On Nov 04 2014 by H. Ronald Klasko
Investor Due Diligence Set of Questions
The EB-5 Reform and Integrity Act of 2022 brought many changes to the EB-5 program. For the latest information, please click here.
- If there is a minimum number of EB-5 investors required, have all of those investors been obtained or are they likely to be obtained? Does the developer have a plan to acquire additional funding if all the necessary EB-5 investors are not located so that the project can go forward with fewer than the minimum number of EB-5 investors?
- Is the regional center approved for the geographical area for the investment project (or a contiguous area)?
- Has the developer contributed a substantial amount of its own funds to the project?

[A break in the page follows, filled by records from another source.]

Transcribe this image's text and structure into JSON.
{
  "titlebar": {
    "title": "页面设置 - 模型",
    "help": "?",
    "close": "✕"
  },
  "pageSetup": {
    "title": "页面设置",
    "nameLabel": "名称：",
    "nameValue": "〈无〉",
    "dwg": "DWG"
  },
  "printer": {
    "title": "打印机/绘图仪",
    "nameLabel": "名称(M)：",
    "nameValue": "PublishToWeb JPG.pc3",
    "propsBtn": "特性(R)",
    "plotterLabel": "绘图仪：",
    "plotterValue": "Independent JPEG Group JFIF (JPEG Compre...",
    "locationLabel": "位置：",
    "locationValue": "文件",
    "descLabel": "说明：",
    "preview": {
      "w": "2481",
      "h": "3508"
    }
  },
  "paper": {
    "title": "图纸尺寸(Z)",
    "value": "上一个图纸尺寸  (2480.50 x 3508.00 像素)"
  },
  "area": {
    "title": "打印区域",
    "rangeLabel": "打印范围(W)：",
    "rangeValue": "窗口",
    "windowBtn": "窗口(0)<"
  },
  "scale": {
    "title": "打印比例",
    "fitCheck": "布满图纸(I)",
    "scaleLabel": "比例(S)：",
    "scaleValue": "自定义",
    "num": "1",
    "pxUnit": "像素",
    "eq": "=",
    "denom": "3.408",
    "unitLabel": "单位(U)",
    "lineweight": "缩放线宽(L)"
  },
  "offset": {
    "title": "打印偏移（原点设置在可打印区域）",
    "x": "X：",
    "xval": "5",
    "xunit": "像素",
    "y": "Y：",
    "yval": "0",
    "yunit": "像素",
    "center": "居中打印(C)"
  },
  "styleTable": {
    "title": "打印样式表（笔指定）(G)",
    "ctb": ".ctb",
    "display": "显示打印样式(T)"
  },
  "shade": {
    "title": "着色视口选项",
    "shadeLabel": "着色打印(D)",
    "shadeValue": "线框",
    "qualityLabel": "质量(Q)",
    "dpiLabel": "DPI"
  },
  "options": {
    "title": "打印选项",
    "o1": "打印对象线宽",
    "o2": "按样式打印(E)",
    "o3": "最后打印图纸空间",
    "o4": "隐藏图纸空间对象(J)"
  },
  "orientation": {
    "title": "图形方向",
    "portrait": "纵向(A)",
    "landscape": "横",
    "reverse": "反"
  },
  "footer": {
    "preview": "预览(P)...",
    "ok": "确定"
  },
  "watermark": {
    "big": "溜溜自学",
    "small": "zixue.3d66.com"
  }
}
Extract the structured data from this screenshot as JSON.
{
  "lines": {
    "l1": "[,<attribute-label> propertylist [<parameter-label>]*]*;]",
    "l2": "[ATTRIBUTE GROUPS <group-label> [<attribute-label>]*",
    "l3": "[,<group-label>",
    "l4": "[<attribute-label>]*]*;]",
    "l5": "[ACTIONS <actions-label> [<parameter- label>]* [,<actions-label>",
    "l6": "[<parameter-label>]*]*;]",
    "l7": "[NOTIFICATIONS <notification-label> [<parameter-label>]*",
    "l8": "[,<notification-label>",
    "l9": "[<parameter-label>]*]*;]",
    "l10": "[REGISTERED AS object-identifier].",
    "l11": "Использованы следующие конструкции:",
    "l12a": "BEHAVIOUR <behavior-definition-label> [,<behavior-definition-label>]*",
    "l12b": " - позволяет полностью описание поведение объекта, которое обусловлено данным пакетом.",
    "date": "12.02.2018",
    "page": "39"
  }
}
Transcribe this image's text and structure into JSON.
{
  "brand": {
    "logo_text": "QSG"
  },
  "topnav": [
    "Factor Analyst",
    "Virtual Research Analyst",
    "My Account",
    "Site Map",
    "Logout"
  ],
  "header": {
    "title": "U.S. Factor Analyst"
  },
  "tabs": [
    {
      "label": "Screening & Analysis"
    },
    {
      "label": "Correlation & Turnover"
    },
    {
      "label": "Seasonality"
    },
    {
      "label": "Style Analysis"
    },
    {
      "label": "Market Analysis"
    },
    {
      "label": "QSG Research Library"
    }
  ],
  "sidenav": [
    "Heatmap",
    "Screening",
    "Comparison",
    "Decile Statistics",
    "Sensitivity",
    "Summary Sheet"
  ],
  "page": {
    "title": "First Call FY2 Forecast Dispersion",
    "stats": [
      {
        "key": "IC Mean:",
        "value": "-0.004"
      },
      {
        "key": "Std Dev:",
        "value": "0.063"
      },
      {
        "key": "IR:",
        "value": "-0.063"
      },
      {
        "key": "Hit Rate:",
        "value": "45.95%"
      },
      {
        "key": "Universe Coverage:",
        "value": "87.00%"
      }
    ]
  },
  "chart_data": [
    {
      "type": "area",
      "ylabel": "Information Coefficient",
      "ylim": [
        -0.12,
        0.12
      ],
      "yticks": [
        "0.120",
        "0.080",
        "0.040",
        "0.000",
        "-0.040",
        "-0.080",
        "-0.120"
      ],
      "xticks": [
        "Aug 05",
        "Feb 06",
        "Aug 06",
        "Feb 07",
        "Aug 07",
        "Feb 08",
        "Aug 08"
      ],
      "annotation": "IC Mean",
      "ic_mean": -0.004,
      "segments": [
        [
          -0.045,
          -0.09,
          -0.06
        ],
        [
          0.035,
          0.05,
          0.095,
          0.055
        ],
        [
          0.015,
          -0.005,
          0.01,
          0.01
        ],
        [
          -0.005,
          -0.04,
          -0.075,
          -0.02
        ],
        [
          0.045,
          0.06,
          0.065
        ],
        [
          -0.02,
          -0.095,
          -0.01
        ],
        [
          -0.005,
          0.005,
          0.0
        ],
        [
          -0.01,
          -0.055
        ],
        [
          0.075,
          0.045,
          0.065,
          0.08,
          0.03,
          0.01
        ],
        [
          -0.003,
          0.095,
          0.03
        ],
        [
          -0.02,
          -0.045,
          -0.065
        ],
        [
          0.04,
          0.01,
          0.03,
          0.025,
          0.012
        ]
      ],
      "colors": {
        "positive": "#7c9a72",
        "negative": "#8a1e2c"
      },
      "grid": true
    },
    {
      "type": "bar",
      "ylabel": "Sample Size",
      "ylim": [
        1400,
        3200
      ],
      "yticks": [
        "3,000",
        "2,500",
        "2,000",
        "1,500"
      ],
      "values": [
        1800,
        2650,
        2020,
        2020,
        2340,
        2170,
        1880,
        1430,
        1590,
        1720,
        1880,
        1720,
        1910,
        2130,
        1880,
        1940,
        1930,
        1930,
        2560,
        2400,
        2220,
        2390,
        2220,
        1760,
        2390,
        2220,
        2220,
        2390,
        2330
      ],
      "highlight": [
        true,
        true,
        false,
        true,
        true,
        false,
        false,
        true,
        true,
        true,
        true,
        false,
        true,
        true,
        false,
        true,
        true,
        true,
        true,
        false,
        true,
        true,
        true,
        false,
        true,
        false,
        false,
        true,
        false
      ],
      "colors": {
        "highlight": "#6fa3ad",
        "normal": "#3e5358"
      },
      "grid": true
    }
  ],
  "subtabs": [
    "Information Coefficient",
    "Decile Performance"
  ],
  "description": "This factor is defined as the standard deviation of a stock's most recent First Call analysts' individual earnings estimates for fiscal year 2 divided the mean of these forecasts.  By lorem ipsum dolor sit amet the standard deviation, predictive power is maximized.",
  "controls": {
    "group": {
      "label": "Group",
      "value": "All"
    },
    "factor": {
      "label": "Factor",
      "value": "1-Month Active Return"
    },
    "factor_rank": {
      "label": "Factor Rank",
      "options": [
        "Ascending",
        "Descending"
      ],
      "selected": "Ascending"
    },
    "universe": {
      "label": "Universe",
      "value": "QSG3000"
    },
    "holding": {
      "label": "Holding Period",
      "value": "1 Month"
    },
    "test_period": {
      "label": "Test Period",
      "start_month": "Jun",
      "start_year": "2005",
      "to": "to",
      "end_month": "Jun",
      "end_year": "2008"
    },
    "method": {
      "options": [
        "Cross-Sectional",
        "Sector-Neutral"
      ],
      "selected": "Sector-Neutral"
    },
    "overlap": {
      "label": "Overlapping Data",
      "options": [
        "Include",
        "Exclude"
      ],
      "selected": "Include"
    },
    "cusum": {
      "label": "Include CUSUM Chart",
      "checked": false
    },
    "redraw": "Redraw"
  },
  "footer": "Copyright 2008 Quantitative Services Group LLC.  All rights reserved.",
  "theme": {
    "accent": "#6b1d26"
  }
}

- Are there any third party financing sources that are a part of the capital stack? If so, have they already been obtained? Do they depend on government awards or approval, i.e. grants or tax incentive financing, and has approval been obtained?
- Is there an approved exemplar I-526 petition for the project? Have any investors’ I-526 petitions already been approved? Denied? Have there been any RFEs on the project?
- Does the Regional Center or project developer have any history of I-829 condition removal approvals? Denials?
- If the investment amount is $500,000 based upon a high unemployment area, is there a currently valid State TEA Designation letter? Does the unemployment rate exceed the requirement by a reasonable margin, so there is less of a risk that a change in unemployment rate could change the TEA status of the project?
- If the job creation is based upon construction lasting more than two years, is the construction timeline estimate reasonable and in accordance with industry standards?
- If the job creation is based in part on construction jobs, are the construction expenditures reasonable and in accordance with industry standards?
- Is there any guarantee of return of money or acquisition of property? If so, the investment may not qualify under the “at risk” requirement.
- Is there a significant amount of “job cushion?” In the event that the project falls short of expectations, it is best if a significant number of jobs in excess of those required for the number of investors in the project is projected.
- If the project will be commencing before the EB-5 investment money is available, will EB-5 money be replacing bridge debt or equity? If so, the bridge being replaced must have been temporary debt or equity.
- Does the project rely for job creation on jobs created from tenants? If so, under prevailing USCIS policies, the standards for approval are difficult to meet.
- Does the project rely in part for job creation on expenditures by guests in a hotel or similar accommodations? If so, the USCIS standards are difficult to meet.
- Are all projected jobs anticipated to occur within two and one-half years of the approval of the investor’s EB-5 petition? USCIS standards require this.
- Are the inputs into the economic report transparent such that it is clear what needs to happen for the indirect and induced jobs to be created?
- Are all or part of the investor’s funds maintained in an escrow account until the investor’s I-526 petition is approved? Until the project is approved? For example, when other investors are approved, it means that the project is approved.
- If funds are released to the project immediately, is there a reserve or guarantee from the project developer if the funds are released and the investor’s petition is not approved?
- Is the exit strategy for the investment clear? If the investor’s money will be used as a loan to the project developer, is there sufficient collateral for the loan? Note that loan model projects usually have clearer exit strategies.
- Will you be one of the first investors in the project? If so, it may be favorable for purposes of job allocation but may be unfavorable if sufficient numbers of investors are not attracted to the project in order for the project to go forward.
- Will you be one of the last investors in the project? This may be unfavorable if there is a shortage of jobs.
- Does the Regional Center provide regular reporting of the status of the investment to the investors, and at what intervals?
- Is the business plan credible? If the business plan is not credible, it may never be implemented; and USCIS may not approve the project.
- What is the reputation of the developer of the project? Is there any negative past history of the principals? Do the principals have any experience with the EB-5 program?
- Were the investment project documents prepared by an experienced team of EB-5 professionals, including immigration lawyer, economist, business plan writer and securities lawyer?
- Is there some level of independence or conflict avoidance between the regional center, the investment company and the project developer?
- How many investors in any project of the regional center received a return of their investment principal? In how many projects have investors lost money?